Menschen mit Behinderung
Fairer Lohn oder Ausbeutung in Werkstätten?
Ein monatliches Einkommen von durchschnittlich 209 Euro – unvorstellbar? Für viele Menschen mit Behinderung ist das Realität. Die Bezahlung in Behindertenwerkstätten sorgt zunehmend für Diskussionen. Mehr als 175.000 Menschen haben eine Petition für die Einführung des Mindestlohns unterschrieben. Der YouTuber Lukas Krämer aus Trier bezeichnet die Entlohnung als „Ausbeutung“ und „Hungerlöhne“ und macht unter dem Hashtag #StelltUnsEin mit einer Kampagne auf die Problematik aufmerksam. Er kennt die Bedingungen aus eigener Erfahrung, denn er hat selbst mehrere Jahre in einer Werkstatt gearbeitet.
Werkstätten – Arbeit ohne Mindestlohn
Ob Elektromontage, Holzverarbeitung oder Wäscherei – in Deutschland arbeiten rund 320.000 Menschen mit Behinderung in speziellen Werkstätten.

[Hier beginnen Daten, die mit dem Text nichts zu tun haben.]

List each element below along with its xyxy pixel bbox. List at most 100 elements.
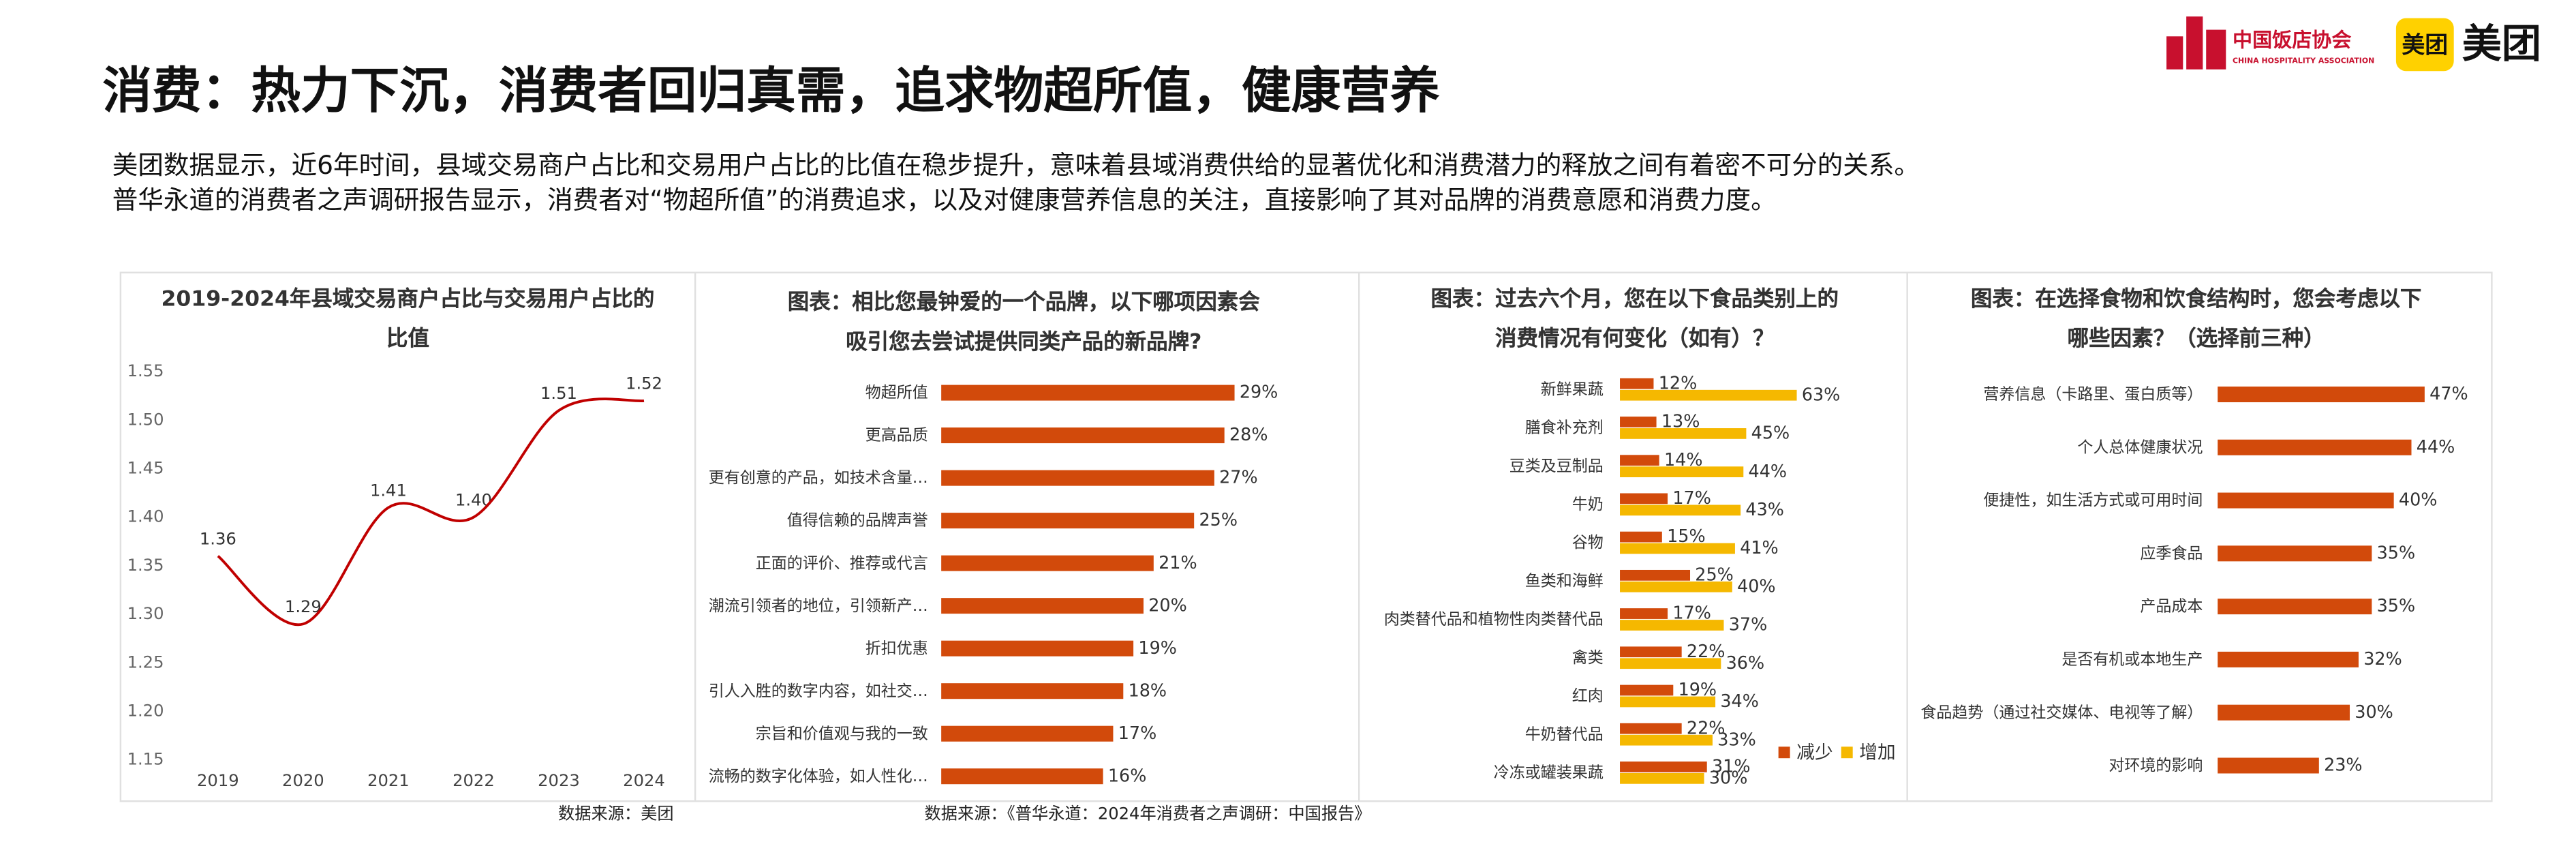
category-label: 物超所值 xyxy=(865,384,928,402)
bar xyxy=(941,768,1103,785)
bar xyxy=(1620,658,1721,669)
data-label: 40% xyxy=(1737,575,1776,596)
y-tick-label: 1.20 xyxy=(127,701,164,720)
bar xyxy=(2218,545,2372,562)
bar xyxy=(2218,599,2372,615)
chart-title: 2019-2024年县域交易商户占比与交易用户占比的比值 xyxy=(161,287,655,352)
category-label: 产品成本 xyxy=(2140,598,2203,616)
meituan-badge-text: 美团 xyxy=(2402,31,2448,58)
category-label: 是否有机或本地生产 xyxy=(2061,651,2203,669)
data-label: 23% xyxy=(2324,755,2363,775)
category-label: 值得信赖的品牌声誉 xyxy=(787,512,928,530)
data-label: 31% xyxy=(1712,756,1751,777)
category-label: 食品趋势（通过社交媒体、电视等了解） xyxy=(1920,704,2203,721)
meituan-badge xyxy=(2395,18,2454,72)
data-label: 20% xyxy=(1148,594,1187,615)
data-label: 17% xyxy=(1118,723,1157,743)
bar xyxy=(941,385,1235,401)
data-label: 14% xyxy=(1664,449,1703,470)
category-label: 豆类及豆制品 xyxy=(1509,457,1604,475)
y-tick-label: 1.45 xyxy=(127,459,164,478)
data-label: 36% xyxy=(1726,652,1765,673)
logo-text: CHINA HOSPITALITY ASSOCIATION xyxy=(2233,57,2374,65)
bar xyxy=(1620,428,1747,439)
x-tick-label: 2024 xyxy=(623,771,665,790)
data-label: 1.29 xyxy=(285,597,322,616)
data-label: 13% xyxy=(1661,411,1700,432)
data-label: 63% xyxy=(1802,384,1841,404)
bar xyxy=(1620,620,1724,631)
bar xyxy=(2218,757,2319,774)
data-label: 41% xyxy=(1740,537,1779,558)
subtitle-line: 美团数据显示，近6年时间，县域交易商户占比和交易用户占比的比值在稳步提升，意味着… xyxy=(112,150,1920,180)
category-label: 潮流引领者的地位，引领新产… xyxy=(709,597,928,615)
data-label: 35% xyxy=(2377,595,2416,616)
data-label: 44% xyxy=(1749,461,1788,481)
data-label: 1.36 xyxy=(200,529,236,548)
bar xyxy=(1620,684,1674,696)
category-label: 冷冻或罐装果蔬 xyxy=(1494,764,1604,782)
bar xyxy=(1620,723,1682,734)
bar xyxy=(1620,493,1668,504)
bar xyxy=(1620,646,1682,658)
data-label: 45% xyxy=(1751,423,1790,443)
bar xyxy=(941,683,1124,699)
category-label: 个人总体健康状况 xyxy=(2077,438,2203,456)
cha-logo: 中国饭店协会 CHINA HOSPITALITY ASSOCIATION xyxy=(2166,16,2374,70)
legend-label: 增加 xyxy=(1859,742,1895,763)
data-label: 21% xyxy=(1159,552,1197,573)
bar xyxy=(2218,492,2394,509)
bar xyxy=(941,640,1134,657)
x-tick-label: 2022 xyxy=(453,771,495,790)
chart-title-box: 图表：在选择食物和饮食结构时，您会考虑以下哪些因素？（选择前三种） xyxy=(1971,288,2422,352)
subtitle-line: 普华永道的消费者之声调研报告显示，消费者对“物超所值”的消费追求，以及对健康营养… xyxy=(112,185,1777,215)
bar xyxy=(941,513,1195,529)
y-tick-label: 1.30 xyxy=(127,604,164,623)
bar xyxy=(941,470,1214,486)
bar xyxy=(2218,439,2412,455)
category-label: 应季食品 xyxy=(2140,545,2203,562)
bar xyxy=(1620,389,1797,401)
y-tick-label: 1.40 xyxy=(127,507,164,526)
x-tick-label: 2019 xyxy=(197,771,239,790)
data-label: 1.52 xyxy=(626,374,662,393)
data-label: 27% xyxy=(1219,467,1258,487)
bar xyxy=(2218,704,2350,721)
bar xyxy=(1620,455,1659,466)
y-tick-label: 1.50 xyxy=(127,410,164,429)
chart-title-box: 图表：相比您最钟爱的一个品牌，以下哪项因素会吸引您去尝试提供同类产品的新品牌? xyxy=(788,290,1260,355)
category-label: 折扣优惠 xyxy=(865,639,928,657)
data-label: 32% xyxy=(2363,648,2402,669)
data-label: 16% xyxy=(1108,765,1147,785)
category-label: 肉类替代品和植物性肉类替代品 xyxy=(1384,611,1604,629)
bar xyxy=(1620,569,1691,581)
legend-swatch xyxy=(1778,747,1790,759)
bar xyxy=(1620,762,1707,772)
category-label: 牛奶 xyxy=(1572,496,1604,513)
category-label: 更有创意的产品，如技术含量… xyxy=(709,469,928,487)
bar xyxy=(941,598,1144,614)
data-label: 37% xyxy=(1729,614,1768,635)
data-label: 12% xyxy=(1659,372,1698,393)
bar xyxy=(941,725,1114,742)
data-label: 30% xyxy=(1709,767,1748,787)
logo-shape xyxy=(2186,16,2203,70)
category-label: 鱼类和海鲜 xyxy=(1525,572,1604,590)
chart-title: 图表：过去六个月，您在以下食品类别上的消费情况有何变化（如有）？ xyxy=(1430,287,1839,352)
data-label: 18% xyxy=(1129,680,1167,700)
data-label: 43% xyxy=(1745,499,1784,519)
y-tick-label: 1.25 xyxy=(127,652,164,672)
data-label: 33% xyxy=(1717,729,1756,749)
category-label: 牛奶替代品 xyxy=(1525,725,1604,743)
source-note: 数据来源：《普华永道：2024年消费者之声调研：中国报告》 xyxy=(925,804,1371,824)
data-label: 22% xyxy=(1687,641,1726,661)
category-label: 更高品质 xyxy=(865,427,928,444)
category-label: 红肉 xyxy=(1572,687,1604,705)
data-label: 29% xyxy=(1240,382,1278,402)
data-label: 47% xyxy=(2429,383,2468,404)
data-label: 17% xyxy=(1672,487,1711,508)
logo-text: 中国饭店协会 xyxy=(2233,29,2351,52)
data-label: 44% xyxy=(2417,436,2455,457)
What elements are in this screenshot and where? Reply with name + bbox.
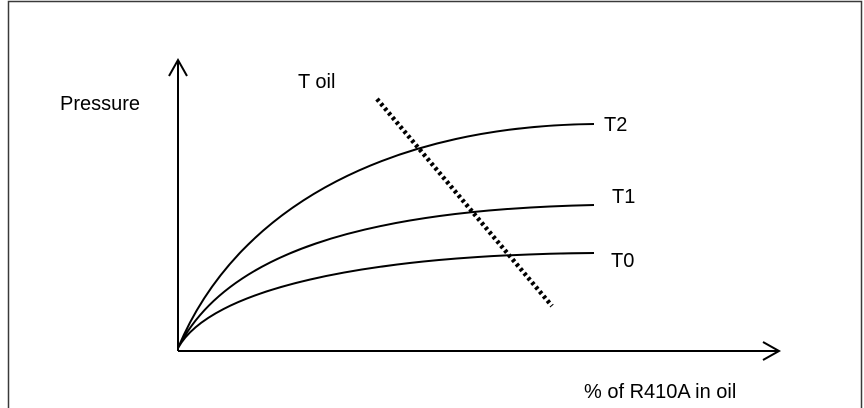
diagram-border xyxy=(7,0,863,408)
curve-label-t1: T1 xyxy=(612,186,635,208)
t-oil-label: T oil xyxy=(298,71,335,93)
curve-t1 xyxy=(177,204,595,349)
x-axis-arrowhead xyxy=(762,341,782,361)
x-axis-label: % of R410A in oil xyxy=(584,381,736,403)
curve-label-t0: T0 xyxy=(611,250,634,272)
y-axis-arrowhead xyxy=(168,57,188,77)
curve-t2 xyxy=(177,123,595,349)
curve-t0 xyxy=(177,252,595,349)
y-axis-label: Pressure xyxy=(60,93,140,115)
t-oil-dotted-line xyxy=(375,97,554,308)
curve-label-t2: T2 xyxy=(604,114,627,136)
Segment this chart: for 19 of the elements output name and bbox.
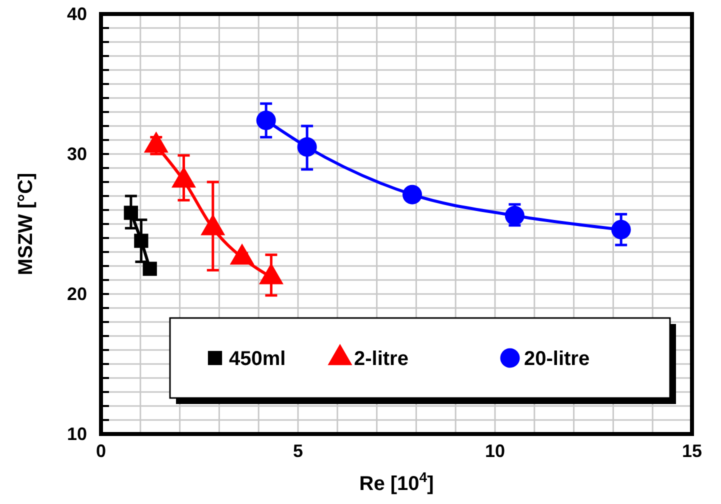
point bbox=[297, 137, 317, 157]
y-axis-title: MSZW [°C] bbox=[15, 172, 37, 276]
x-tick-label: 10 bbox=[484, 440, 506, 461]
point bbox=[124, 206, 138, 220]
point bbox=[256, 110, 276, 130]
legend-label: 20-litre bbox=[524, 348, 590, 370]
x-axis-title: Re [10$^{4}$] bbox=[359, 469, 434, 495]
x-tick-label: 5 bbox=[292, 440, 304, 461]
point bbox=[142, 262, 157, 276]
legend-label: 450ml bbox=[229, 348, 286, 370]
y-tick-label: 40 bbox=[66, 4, 87, 24]
x-tick-label: 0 bbox=[96, 440, 106, 461]
y-tick-label: 30 bbox=[66, 144, 87, 164]
x-tick-label: 15 bbox=[682, 440, 702, 461]
y-tick-label: 20 bbox=[66, 284, 87, 304]
point bbox=[611, 220, 631, 240]
legend-label: 2-litre bbox=[354, 348, 408, 370]
y-tick-label: 10 bbox=[66, 424, 87, 444]
point bbox=[402, 184, 422, 204]
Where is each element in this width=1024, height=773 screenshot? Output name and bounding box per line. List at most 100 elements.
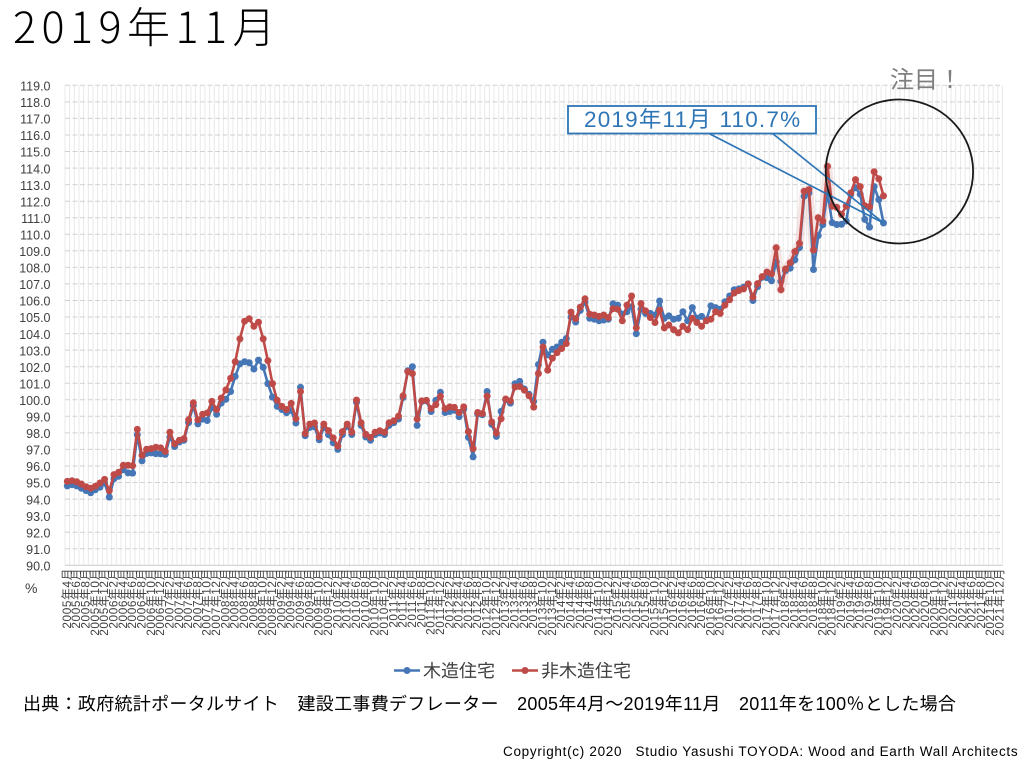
svg-text:107.0: 107.0 <box>19 278 50 292</box>
svg-text:2010年2月: 2010年2月 <box>330 568 344 629</box>
svg-text:104.0: 104.0 <box>19 328 50 342</box>
svg-text:2019年11月 110.7%: 2019年11月 110.7% <box>584 107 801 132</box>
svg-text:2019年2月: 2019年2月 <box>834 568 848 629</box>
svg-text:98.0: 98.0 <box>26 427 50 441</box>
svg-text:92.0: 92.0 <box>26 526 50 540</box>
svg-text:2014年8月: 2014年8月 <box>582 568 596 629</box>
svg-text:2009年4月: 2009年4月 <box>284 568 298 629</box>
svg-text:118.0: 118.0 <box>20 96 50 110</box>
svg-text:109.0: 109.0 <box>19 245 50 259</box>
svg-text:2015年12月: 2015年12月 <box>657 568 671 636</box>
svg-text:2007年4月: 2007年4月 <box>172 568 186 629</box>
svg-text:2021年2月: 2021年2月 <box>946 568 960 629</box>
svg-text:2011年6月: 2011年6月 <box>405 568 419 628</box>
svg-text:2017年8月: 2017年8月 <box>750 568 764 629</box>
svg-text:2005年4月: 2005年4月 <box>60 568 74 629</box>
svg-text:2017年2月: 2017年2月 <box>722 568 736 629</box>
svg-text:2021年8月: 2021年8月 <box>974 568 988 629</box>
svg-text:2020年4月: 2020年4月 <box>899 568 913 629</box>
svg-text:2007年2月: 2007年2月 <box>162 568 176 629</box>
svg-text:2010年6月: 2010年6月 <box>349 568 363 629</box>
svg-text:114.0: 114.0 <box>20 162 50 176</box>
svg-text:2014年2月: 2014年2月 <box>554 568 568 629</box>
svg-text:108.0: 108.0 <box>19 262 50 276</box>
svg-text:2021年12月: 2021年12月 <box>993 568 1007 636</box>
svg-text:2005年10月: 2005年10月 <box>88 568 102 636</box>
svg-text:2020年6月: 2020年6月 <box>909 568 923 629</box>
svg-text:106.0: 106.0 <box>19 295 50 309</box>
svg-text:2006年8月: 2006年8月 <box>135 568 149 629</box>
svg-text:2018年10月: 2018年10月 <box>815 568 829 636</box>
svg-text:2021年6月: 2021年6月 <box>965 568 979 629</box>
svg-text:2013年2月: 2013年2月 <box>498 568 512 629</box>
svg-text:2016年12月: 2016年12月 <box>713 568 727 636</box>
svg-text:2010年12月: 2010年12月 <box>377 568 391 636</box>
svg-text:2011年10月: 2011年10月 <box>424 568 438 635</box>
svg-text:90.0: 90.0 <box>26 560 50 574</box>
svg-text:101.0: 101.0 <box>19 377 50 391</box>
svg-text:2019年10月: 2019年10月 <box>871 568 885 636</box>
svg-text:2009年10月: 2009年10月 <box>312 568 326 636</box>
svg-text:2014年12月: 2014年12月 <box>601 568 615 636</box>
svg-text:2015年4月: 2015年4月 <box>620 568 634 629</box>
svg-text:2021年10月: 2021年10月 <box>983 568 997 636</box>
svg-text:2017年6月: 2017年6月 <box>741 568 755 629</box>
svg-text:2011年8月: 2011年8月 <box>414 568 428 628</box>
svg-text:2019年6月: 2019年6月 <box>853 568 867 629</box>
svg-text:2005年12月: 2005年12月 <box>97 568 111 636</box>
svg-text:2020年10月: 2020年10月 <box>927 568 941 636</box>
svg-text:2015年10月: 2015年10月 <box>648 568 662 636</box>
svg-text:2015年8月: 2015年8月 <box>638 568 652 629</box>
svg-text:2015年6月: 2015年6月 <box>629 568 643 629</box>
svg-text:96.0: 96.0 <box>26 460 50 474</box>
svg-text:2011年12月: 2011年12月 <box>433 568 447 635</box>
svg-text:2012年12月: 2012年12月 <box>489 568 503 636</box>
svg-text:91.0: 91.0 <box>26 543 50 557</box>
svg-text:2009年6月: 2009年6月 <box>293 568 307 629</box>
svg-text:117.0: 117.0 <box>20 113 50 127</box>
svg-text:2019年4月: 2019年4月 <box>843 568 857 629</box>
svg-text:2014年6月: 2014年6月 <box>573 568 587 629</box>
svg-text:2007年10月: 2007年10月 <box>200 568 214 636</box>
svg-text:2018年12月: 2018年12月 <box>825 568 839 636</box>
svg-text:105.0: 105.0 <box>19 311 50 325</box>
svg-text:2006年2月: 2006年2月 <box>107 568 121 629</box>
svg-text:2008年4月: 2008年4月 <box>228 568 242 629</box>
svg-text:103.0: 103.0 <box>19 344 50 358</box>
svg-text:2008年2月: 2008年2月 <box>218 568 232 629</box>
svg-text:93.0: 93.0 <box>26 510 50 524</box>
svg-text:2009年12月: 2009年12月 <box>321 568 335 636</box>
svg-text:2018年4月: 2018年4月 <box>787 568 801 629</box>
svg-text:2008年6月: 2008年6月 <box>237 568 251 629</box>
svg-text:100.0: 100.0 <box>19 394 50 408</box>
svg-text:2008年12月: 2008年12月 <box>265 568 279 636</box>
svg-text:95.0: 95.0 <box>26 477 50 491</box>
svg-text:2013年12月: 2013年12月 <box>545 568 559 636</box>
svg-text:2012年2月: 2012年2月 <box>442 568 456 629</box>
svg-text:%: % <box>25 580 37 596</box>
svg-text:2011年2月: 2011年2月 <box>386 568 400 628</box>
svg-text:2010年8月: 2010年8月 <box>358 568 372 629</box>
svg-text:2007年12月: 2007年12月 <box>209 568 223 636</box>
svg-text:2014年10月: 2014年10月 <box>592 568 606 636</box>
svg-text:2020年2月: 2020年2月 <box>890 568 904 629</box>
svg-text:2012年8月: 2012年8月 <box>470 568 484 629</box>
svg-text:2018年6月: 2018年6月 <box>797 568 811 629</box>
svg-text:2010年10月: 2010年10月 <box>368 568 382 636</box>
svg-text:2006年6月: 2006年6月 <box>125 568 139 629</box>
svg-text:2017年10月: 2017年10月 <box>759 568 773 636</box>
svg-text:2008年10月: 2008年10月 <box>256 568 270 636</box>
svg-text:2010年4月: 2010年4月 <box>340 568 354 629</box>
svg-text:2013年10月: 2013年10月 <box>536 568 550 636</box>
svg-text:2016年4月: 2016年4月 <box>675 568 689 629</box>
svg-text:2021年4月: 2021年4月 <box>955 568 969 629</box>
svg-text:2013年6月: 2013年6月 <box>517 568 531 629</box>
svg-text:2013年4月: 2013年4月 <box>508 568 522 629</box>
svg-text:2007年6月: 2007年6月 <box>181 568 195 629</box>
svg-text:2016年6月: 2016年6月 <box>685 568 699 629</box>
svg-text:97.0: 97.0 <box>26 444 50 458</box>
svg-text:2017年12月: 2017年12月 <box>769 568 783 636</box>
svg-text:2012年10月: 2012年10月 <box>480 568 494 636</box>
svg-text:2012年6月: 2012年6月 <box>461 568 475 629</box>
svg-text:94.0: 94.0 <box>26 493 50 507</box>
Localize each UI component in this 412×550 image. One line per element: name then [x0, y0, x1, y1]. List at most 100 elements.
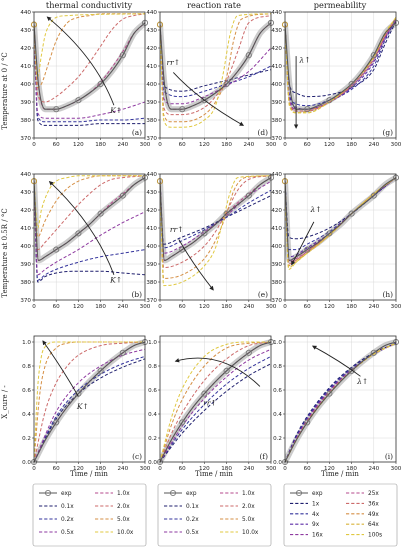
- y-tick-label: 0.0: [273, 460, 282, 466]
- y-tick-label: 0.4: [273, 412, 282, 418]
- panel-b: 0 60 120 180 240 300 370 380 390 400 410 420 430 440 (…: [20, 172, 150, 310]
- series-line-0p1x: [160, 24, 271, 92]
- legend-label: 2.0x: [242, 504, 255, 510]
- series-line-10p0x: [160, 13, 271, 128]
- x-tick-label: 240: [243, 304, 254, 310]
- y-tick-label: 410: [146, 64, 157, 70]
- x-tick-label: 120: [73, 304, 84, 310]
- y-tick-label: 420: [271, 46, 282, 52]
- y-tick-label: 390: [271, 100, 282, 106]
- legend-frame: [32, 483, 147, 547]
- legend-label: exp: [61, 491, 72, 497]
- x-tick-label: 240: [117, 466, 128, 472]
- ylabel-row-1: Temperature at 0 / °C: [1, 52, 9, 129]
- x-tick-label: 300: [140, 142, 151, 148]
- y-tick-label: 420: [146, 208, 157, 214]
- x-tick-label: 300: [391, 466, 402, 472]
- y-tick-label: 390: [146, 262, 157, 268]
- y-tick-label: 0.8: [22, 364, 31, 370]
- x-tick-label: 240: [243, 142, 254, 148]
- annotation-label: rr↑: [203, 398, 217, 407]
- exp-marker: [326, 230, 333, 237]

Doch da sie keinen regulären Arbeitnehmerstatus haben, steht ihnen der gesetzliche Mindestlohn nicht zu. Stattdessen erhalten sie meist Grundsicherung oder eine Erwerbsminderungsrente, ergänzt durch ein Werkstatt-Entgelt von durchschnittlich 209 Euro monatlich.
Förderung statt Profit?
Die Bundesarbeitsgemeinschaft Werkstätten für behinderte Menschen weist den Vorwurf der Ausbeutung zurück. Ihr Fokus liege auf Teilhabe statt Profit: Neben der Arbeit bieten die Werkstätten auch Physiotherapie, kulturelle Aktivitäten und Sport – sogar während der Arbeitszeit. Zudem sei die Forderung nach Mindestlohn problematisch, da dieser eine feste Stundenleistung voraussetzt. Da viele Beschäftigte weniger als drei Stunden pro Tag arbeiten können, würde die Mindestlohnregelung finanziell keine echte Verbesserung bringen.
Der schwierige Weg in den regulären Arbeitsmarkt
Doch nicht nur die geringe Bezahlung steht in der Kritik. Ein weiteres Problem: Weniger als ein Prozent der Werkstattbeschäftigten schafft den Wechsel in den regulären Arbeitsmarkt. Werkstätten sehen hier vor allem die Unternehmen in der Pflicht, mehr Offenheit gegenüber Menschen mit Behinderung zu zeigen. Zwar gibt es gesetzliche Vorgaben zur Inklusion, doch in der Praxis setzen viele Arbeitgeber diese kaum um.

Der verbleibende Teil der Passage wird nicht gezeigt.